The review, according to David Knight of the Department of Health’s Informatics Directorate, “will ensure an appropriate balance between the protection of confidential and identifiable information within our health and care records, and the use and sharing of information”. This will, he says, “improve the quality and safety of our own care and benefit wider society.”
What goes where?
The Communications-Electronics Security Group (CESG), based in Cheltenham, helps decide how data should be protected; and it has drawn a clear line between IL3 and IL4 data. IL3 material may be stored off-site on public clouds, as long as staff handling the data undergo the right training and vetting. Data classified at IL4 – what Osborne describes as “the crown jewels” – can’t be stored in external public clouds. “That will remain private, within government for at least the short and medium term,” says Osborne.
As such key decisions are made, the cloud is set to become ever more important in the development of government IT – and so will the attendant headaches and potential headlines. For government data is of perennial interest to both fraudsters – who can find endless ways to turn digital information into hard public cash – and politically-motivated hackers, who often simply wish to embarrass public bodies.

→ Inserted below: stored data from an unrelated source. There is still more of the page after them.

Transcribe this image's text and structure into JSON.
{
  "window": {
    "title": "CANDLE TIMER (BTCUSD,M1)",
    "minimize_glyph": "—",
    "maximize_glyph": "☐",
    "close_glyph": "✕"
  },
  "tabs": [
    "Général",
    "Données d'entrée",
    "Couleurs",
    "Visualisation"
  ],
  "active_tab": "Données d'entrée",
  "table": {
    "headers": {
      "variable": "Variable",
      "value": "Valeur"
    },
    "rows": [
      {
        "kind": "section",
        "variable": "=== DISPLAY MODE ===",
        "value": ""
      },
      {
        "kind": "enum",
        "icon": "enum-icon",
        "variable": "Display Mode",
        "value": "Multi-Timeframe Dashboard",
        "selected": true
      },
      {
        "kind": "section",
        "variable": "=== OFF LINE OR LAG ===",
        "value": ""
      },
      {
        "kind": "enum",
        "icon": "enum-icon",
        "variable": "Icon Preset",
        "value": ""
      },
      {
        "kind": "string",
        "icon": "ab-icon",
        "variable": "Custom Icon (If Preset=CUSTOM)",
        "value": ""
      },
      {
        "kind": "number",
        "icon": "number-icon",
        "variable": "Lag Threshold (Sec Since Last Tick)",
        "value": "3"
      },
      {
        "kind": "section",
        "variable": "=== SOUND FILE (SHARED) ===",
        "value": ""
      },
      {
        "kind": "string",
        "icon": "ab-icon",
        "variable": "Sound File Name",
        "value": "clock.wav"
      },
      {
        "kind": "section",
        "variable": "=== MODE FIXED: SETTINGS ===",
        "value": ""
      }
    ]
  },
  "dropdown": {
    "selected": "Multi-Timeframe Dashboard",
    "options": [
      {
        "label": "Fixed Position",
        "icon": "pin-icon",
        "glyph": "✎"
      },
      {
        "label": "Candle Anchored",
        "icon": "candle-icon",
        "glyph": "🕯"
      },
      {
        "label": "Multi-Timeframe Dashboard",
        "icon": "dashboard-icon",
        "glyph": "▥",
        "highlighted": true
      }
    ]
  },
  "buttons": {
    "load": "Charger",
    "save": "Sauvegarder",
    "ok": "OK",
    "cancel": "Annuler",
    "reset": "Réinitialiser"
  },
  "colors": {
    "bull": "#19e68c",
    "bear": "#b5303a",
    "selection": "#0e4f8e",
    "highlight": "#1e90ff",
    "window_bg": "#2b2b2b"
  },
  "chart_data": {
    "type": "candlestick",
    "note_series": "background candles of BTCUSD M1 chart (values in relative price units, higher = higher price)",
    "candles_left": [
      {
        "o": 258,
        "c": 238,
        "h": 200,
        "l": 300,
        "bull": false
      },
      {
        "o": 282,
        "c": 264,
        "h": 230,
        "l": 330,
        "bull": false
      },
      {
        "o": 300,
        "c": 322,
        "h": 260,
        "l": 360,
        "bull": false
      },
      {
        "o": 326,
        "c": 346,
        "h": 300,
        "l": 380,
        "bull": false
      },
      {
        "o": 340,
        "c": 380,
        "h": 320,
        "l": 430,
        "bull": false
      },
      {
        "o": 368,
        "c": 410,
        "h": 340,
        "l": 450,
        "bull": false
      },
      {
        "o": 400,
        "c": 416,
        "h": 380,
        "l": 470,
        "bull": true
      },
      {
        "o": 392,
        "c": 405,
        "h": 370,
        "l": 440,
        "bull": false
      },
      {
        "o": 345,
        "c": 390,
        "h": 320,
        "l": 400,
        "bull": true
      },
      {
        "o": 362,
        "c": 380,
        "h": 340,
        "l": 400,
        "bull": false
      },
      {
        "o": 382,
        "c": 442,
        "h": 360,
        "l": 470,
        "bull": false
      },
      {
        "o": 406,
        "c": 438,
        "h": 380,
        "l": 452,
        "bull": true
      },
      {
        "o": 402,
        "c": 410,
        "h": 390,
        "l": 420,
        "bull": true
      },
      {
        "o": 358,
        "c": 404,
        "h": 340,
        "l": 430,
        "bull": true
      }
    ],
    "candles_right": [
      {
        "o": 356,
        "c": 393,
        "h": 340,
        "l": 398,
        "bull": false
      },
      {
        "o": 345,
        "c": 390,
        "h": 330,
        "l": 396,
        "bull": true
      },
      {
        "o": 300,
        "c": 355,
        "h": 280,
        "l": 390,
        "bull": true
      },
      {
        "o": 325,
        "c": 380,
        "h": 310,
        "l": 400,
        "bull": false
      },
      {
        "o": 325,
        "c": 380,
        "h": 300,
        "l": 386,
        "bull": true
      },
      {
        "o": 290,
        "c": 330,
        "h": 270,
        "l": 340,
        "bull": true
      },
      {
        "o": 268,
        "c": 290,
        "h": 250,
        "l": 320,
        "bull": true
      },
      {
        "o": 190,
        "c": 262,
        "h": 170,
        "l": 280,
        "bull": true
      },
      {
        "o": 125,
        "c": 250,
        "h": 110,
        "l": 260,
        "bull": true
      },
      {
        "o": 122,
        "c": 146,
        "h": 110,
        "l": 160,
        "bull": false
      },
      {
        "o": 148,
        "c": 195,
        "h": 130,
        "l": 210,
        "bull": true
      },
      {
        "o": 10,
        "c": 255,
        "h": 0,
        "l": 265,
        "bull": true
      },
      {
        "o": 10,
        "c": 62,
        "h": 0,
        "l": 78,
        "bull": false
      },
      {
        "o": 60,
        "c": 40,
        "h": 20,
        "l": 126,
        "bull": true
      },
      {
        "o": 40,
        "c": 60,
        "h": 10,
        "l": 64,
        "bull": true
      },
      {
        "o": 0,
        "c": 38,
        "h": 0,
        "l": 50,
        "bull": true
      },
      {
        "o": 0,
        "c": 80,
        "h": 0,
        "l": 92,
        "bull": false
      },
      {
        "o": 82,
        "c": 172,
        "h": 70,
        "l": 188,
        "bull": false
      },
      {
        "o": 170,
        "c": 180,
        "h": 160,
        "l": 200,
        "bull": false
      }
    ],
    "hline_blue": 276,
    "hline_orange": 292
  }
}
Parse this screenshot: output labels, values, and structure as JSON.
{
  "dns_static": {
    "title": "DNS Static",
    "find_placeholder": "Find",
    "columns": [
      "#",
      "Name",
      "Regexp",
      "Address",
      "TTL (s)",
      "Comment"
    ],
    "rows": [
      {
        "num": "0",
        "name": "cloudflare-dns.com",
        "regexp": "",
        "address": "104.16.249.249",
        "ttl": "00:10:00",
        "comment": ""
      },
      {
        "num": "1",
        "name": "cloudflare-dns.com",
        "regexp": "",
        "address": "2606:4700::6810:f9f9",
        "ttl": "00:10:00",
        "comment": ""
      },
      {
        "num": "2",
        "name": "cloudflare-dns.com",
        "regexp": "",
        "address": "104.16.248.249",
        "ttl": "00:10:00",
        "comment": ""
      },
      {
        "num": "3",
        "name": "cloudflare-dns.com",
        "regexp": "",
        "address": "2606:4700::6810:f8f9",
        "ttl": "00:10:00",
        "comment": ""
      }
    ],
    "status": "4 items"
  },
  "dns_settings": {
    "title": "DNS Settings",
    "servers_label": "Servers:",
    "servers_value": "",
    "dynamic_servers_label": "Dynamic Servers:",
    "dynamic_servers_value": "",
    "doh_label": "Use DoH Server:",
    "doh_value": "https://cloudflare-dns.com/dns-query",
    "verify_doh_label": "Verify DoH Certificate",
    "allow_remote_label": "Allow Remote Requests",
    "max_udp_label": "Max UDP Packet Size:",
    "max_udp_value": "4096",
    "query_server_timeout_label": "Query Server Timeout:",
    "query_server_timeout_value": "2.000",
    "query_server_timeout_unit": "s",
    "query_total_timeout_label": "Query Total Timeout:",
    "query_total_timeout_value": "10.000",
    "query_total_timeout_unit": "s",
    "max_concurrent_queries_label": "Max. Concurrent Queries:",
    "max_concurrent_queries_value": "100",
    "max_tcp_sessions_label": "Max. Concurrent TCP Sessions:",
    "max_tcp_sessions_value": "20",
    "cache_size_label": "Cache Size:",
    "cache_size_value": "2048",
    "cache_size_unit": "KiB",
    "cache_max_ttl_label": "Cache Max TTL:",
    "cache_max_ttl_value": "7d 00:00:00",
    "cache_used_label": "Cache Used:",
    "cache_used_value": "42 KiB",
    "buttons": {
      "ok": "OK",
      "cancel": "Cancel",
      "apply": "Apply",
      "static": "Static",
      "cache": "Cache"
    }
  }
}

FCO Services, which for all its 21st century technical poise still has responsibility for the traditional transporting of diplomatic bags around the world, acknowledges this reality. “This is not a world in which you can stand still,” says Williams.

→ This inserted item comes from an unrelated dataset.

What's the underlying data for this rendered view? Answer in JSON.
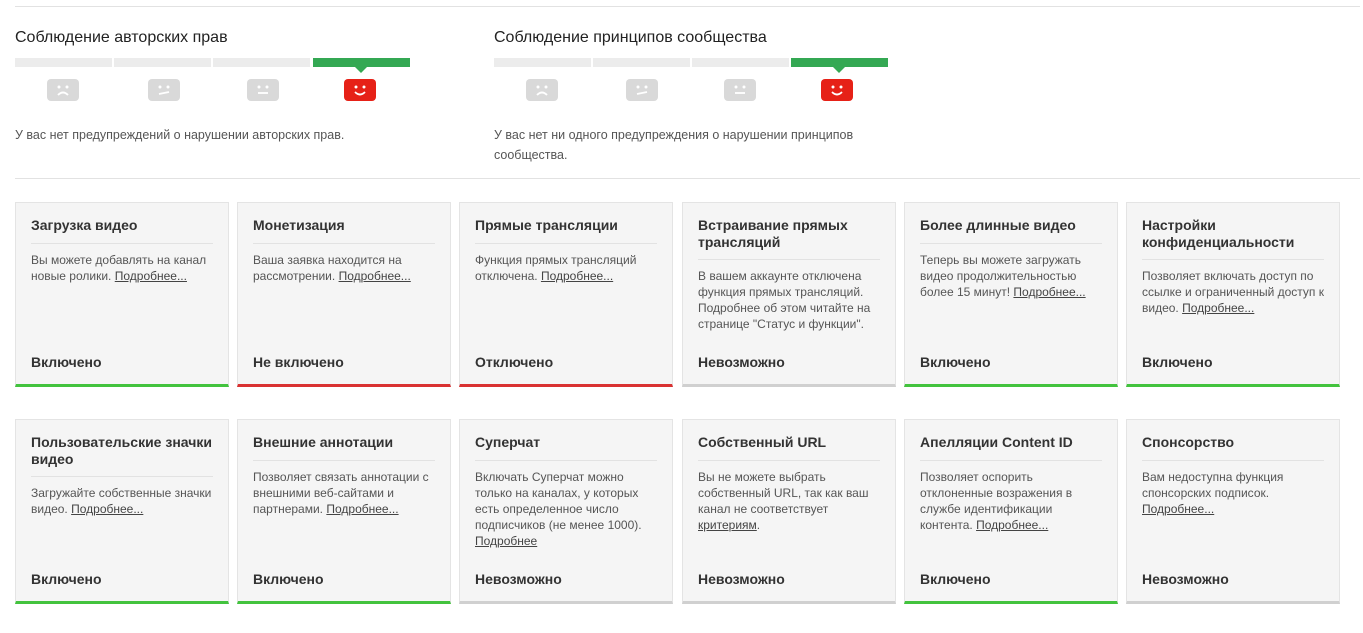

Osborne agrees. “We’re always going to be in an arms race with hackers,” he says. “We’ve got another billion people coming online in the next 10 years: if one per cent of them decide they can make money by hacking, you’ve got another 10 million people having a pop at you. You have to assume that everything is potentially insecure, and make secure the things you really need. Anyone who claims they can make everything secure all the time probably doesn’t understand the issue.”
The G-Cloud Apps Store
The Apps store was launched in February this year – a second version was launched in May – as an online platform through which public bodies can purchase software. The store had sold about £500,000 worth of services by April, but before its launch the government needed almost two months to approve the listed suppliers: 270 companies expressed an interest in offering services. This presented the challenge of how to check them all before giving them access to the store, and officials have since acknowledged that they had not anticipated the level of interest. With the checking system now streamlined, the store will in future save departments the work of carrying out their own checks on suppliers. “It will be useful having the assurance and security accreditation carried out for us,” says HMRC’s Will Harvey. “In the past you could have six or seven departments performing exactly the same checks. Now that doesn’t need to happen.”